The western coast of SW Urok curves inward to form Phiona Bay, a broad shallow anchorage sheltered by the Pearly Mountains' western extent. The bay takes its name from Saint Phiona, a healer-priestess who, according to legend, walked across its waters during a great plague three centuries past. She touched the sick in every fishing village along the shore, and by morning the plague had broken. Whether miracle or myth, the bay is considered blessed water by many sailors.
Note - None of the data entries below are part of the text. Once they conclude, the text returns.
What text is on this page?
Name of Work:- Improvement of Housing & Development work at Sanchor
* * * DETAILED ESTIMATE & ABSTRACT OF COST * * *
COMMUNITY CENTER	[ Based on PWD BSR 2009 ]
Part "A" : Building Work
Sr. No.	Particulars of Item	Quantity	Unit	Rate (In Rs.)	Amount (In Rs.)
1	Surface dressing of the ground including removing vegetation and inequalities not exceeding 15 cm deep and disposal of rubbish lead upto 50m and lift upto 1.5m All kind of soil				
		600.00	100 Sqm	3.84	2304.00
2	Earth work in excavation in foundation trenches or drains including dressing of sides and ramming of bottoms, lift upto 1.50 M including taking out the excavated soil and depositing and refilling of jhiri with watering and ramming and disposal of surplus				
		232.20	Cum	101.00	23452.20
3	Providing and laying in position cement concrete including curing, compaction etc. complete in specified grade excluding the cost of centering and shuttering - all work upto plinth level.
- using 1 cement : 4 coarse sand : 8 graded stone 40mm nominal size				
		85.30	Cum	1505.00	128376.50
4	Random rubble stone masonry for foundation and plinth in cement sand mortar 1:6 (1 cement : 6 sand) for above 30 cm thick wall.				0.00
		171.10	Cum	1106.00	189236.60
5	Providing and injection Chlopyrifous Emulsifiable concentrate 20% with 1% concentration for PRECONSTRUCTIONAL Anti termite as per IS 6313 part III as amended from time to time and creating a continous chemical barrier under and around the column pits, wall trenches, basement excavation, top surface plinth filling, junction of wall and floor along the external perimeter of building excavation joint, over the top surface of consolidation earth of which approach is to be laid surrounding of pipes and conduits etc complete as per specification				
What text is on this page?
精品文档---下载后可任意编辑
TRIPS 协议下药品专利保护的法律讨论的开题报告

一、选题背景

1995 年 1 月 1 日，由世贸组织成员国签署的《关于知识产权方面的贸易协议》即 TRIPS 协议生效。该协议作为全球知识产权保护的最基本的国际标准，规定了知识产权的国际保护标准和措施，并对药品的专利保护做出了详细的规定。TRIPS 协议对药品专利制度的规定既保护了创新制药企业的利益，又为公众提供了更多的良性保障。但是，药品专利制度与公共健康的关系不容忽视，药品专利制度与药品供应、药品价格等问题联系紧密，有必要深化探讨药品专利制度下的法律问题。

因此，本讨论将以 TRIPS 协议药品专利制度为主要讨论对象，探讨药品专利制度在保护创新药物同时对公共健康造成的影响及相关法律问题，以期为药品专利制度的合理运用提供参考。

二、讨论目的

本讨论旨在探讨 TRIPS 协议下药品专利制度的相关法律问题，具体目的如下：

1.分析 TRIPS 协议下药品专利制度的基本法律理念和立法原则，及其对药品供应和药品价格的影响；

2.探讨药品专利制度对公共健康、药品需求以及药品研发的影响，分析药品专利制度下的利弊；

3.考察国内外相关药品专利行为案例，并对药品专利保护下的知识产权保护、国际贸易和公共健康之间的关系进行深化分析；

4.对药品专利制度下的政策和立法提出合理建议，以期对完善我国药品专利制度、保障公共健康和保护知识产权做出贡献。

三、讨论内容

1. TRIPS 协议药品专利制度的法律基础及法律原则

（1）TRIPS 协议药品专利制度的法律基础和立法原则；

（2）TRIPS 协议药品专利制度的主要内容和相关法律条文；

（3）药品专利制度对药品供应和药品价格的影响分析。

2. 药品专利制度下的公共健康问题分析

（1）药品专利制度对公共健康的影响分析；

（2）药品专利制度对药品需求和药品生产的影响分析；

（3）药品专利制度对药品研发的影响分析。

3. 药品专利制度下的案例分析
Phiona Bay is treacherous for the unwary. Sandbars shift with the seasons, submerged rocks lurk where charts say clear water should be, and the currents run strange near the river mouths. Local pilots know the channels; outsiders founder. The fishing villages along the shore make good money guiding merchant ships to safe anchorage—and salvaging those that didn't pay for guidance.
The Vyandrik River empties into the bay's northern reach, wide and slow and navigable for shallow-draft vessels. The Prelapon joins it from the south, faster and prone to seasonal flooding. Together they drain most of the Pearly Mountains' western slopes, carrying silt that builds the sandbars and makes the bay's navigation so unpredictable.
On feast days commemorating Phiona's Walk, small boats with candle-lit shrines drift across the bay after sunset. Some say the candles burn for days without going out. Others say that's just good wax and wishful thinking.